I got that they were busy. After all, they had a country to run. But sometimes I wondered what it would've been like if they were just common people. Would I see them more? Would we actually have meals together? I didn't know a life outside of the one I lived. One where my parents ran a country first and raised me second. And it wasn't like they were bad parents. I knew they loved me. And I knew they didn't wish me away. But I also knew that their first priority was running the country.
I found myself outside in the gardens again. It looked vastly different in the daylight. Everything looked so vibrant in its rainbow of colors. The water in the fountain was crystalline rather than murky, which was definitely more visually appealing. Already I could feel some of the weight lifting from my shoulders. Yixing was right on that front. Out here surrounded by nature I could be whoever I wanted to be.
"Hey." I whirled around, finding myself face to face with Yixing's assistant. He bowed. "Sorry to startle you Your Majesty," he apologized. I waved the matter aside. It didn't matter how often it happened, or if it was true, it was still a very odd feeling being addressed like that. "I hope what Prince Yixing said isn't bothering you," he added.
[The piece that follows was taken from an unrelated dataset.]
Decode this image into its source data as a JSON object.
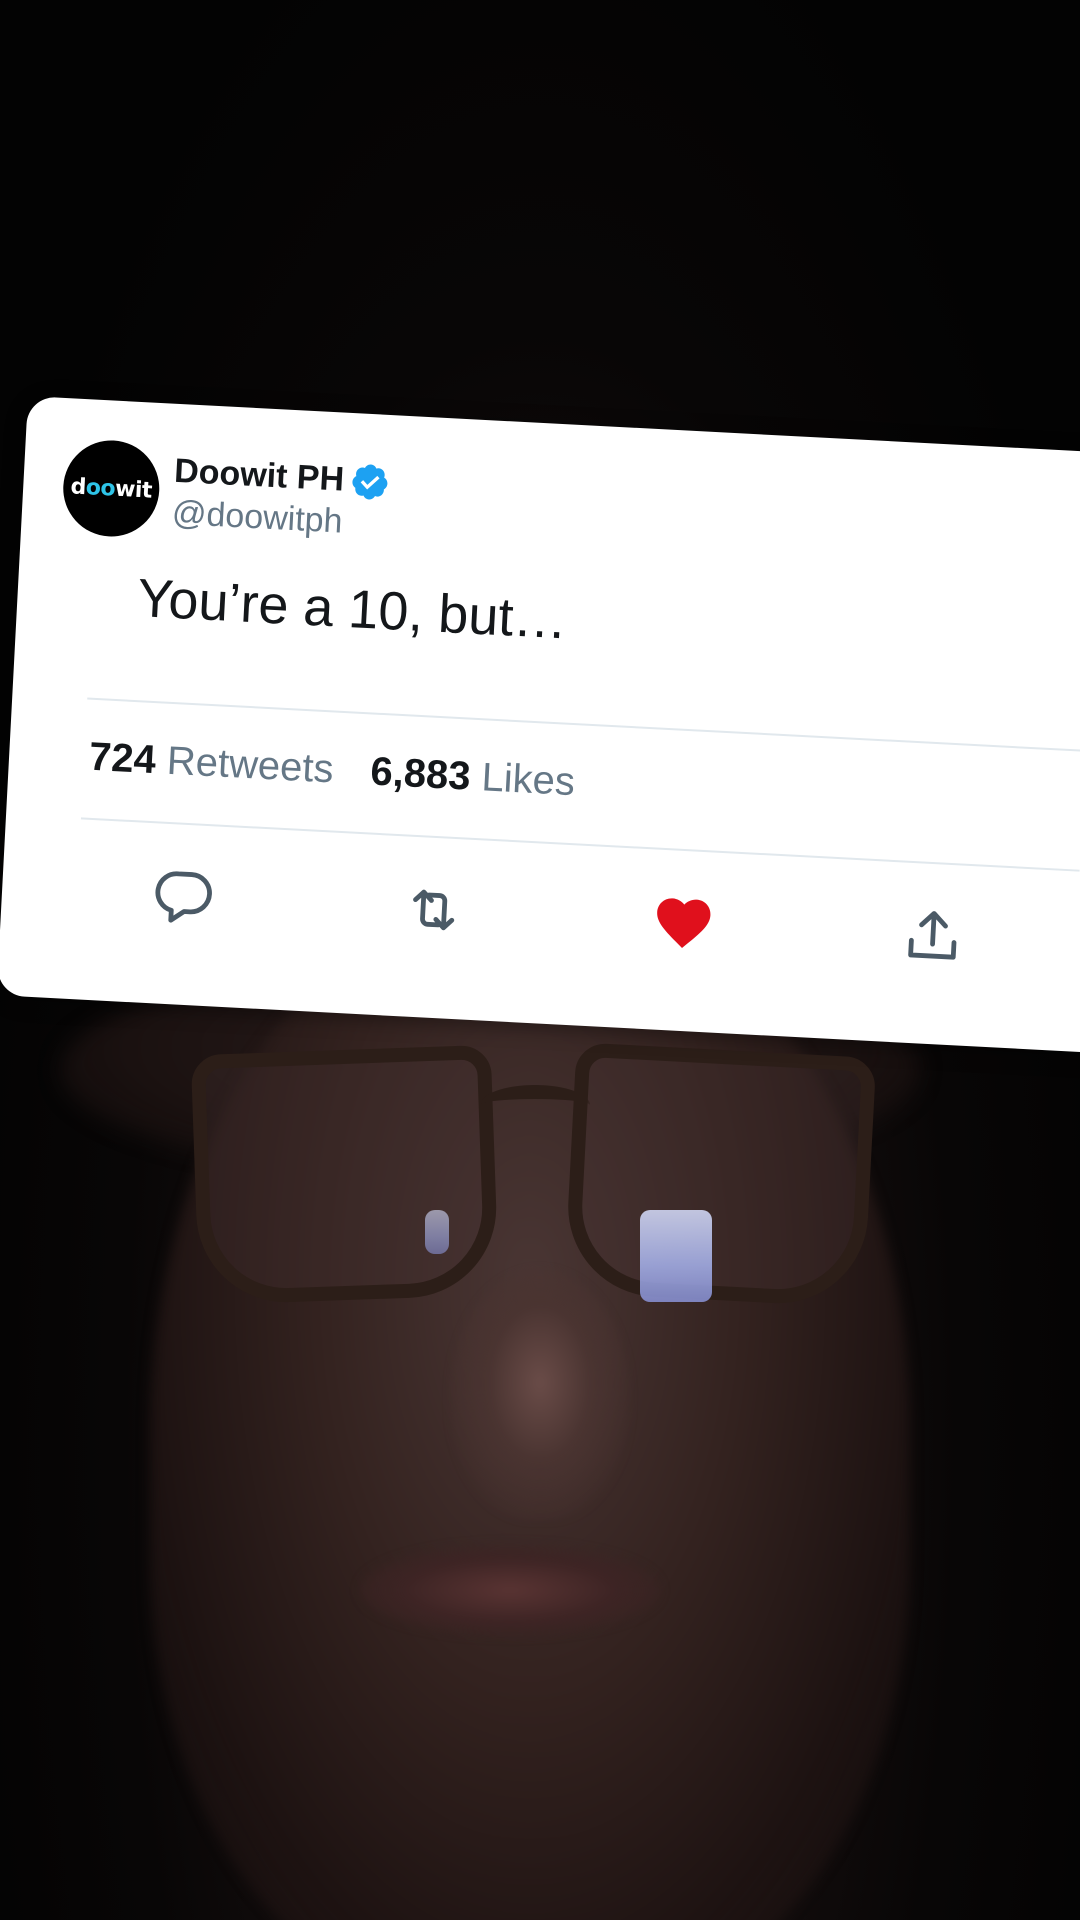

"Not really," I lied. "I've gotten used to being alone, especially now that I'm older. They have plenty of things to do." Does one ever really get used to this feeling? I wasn't sure. But every morning I woke up to an empty palace only added to the every present tightening in my chest. "What's your name?" I suddenly asked.
"Luhan," the assistant replied. "Yixing and I grew up together. My family has always been linked with his, and when I was born it was decided I'd watch over King Zhang's firstborn. Which also happened to be his only child, but that matter is unimportant." Luhan spoke with such fondness when he described his early life. "So from a very young age it's been my job to guide him and watch over him."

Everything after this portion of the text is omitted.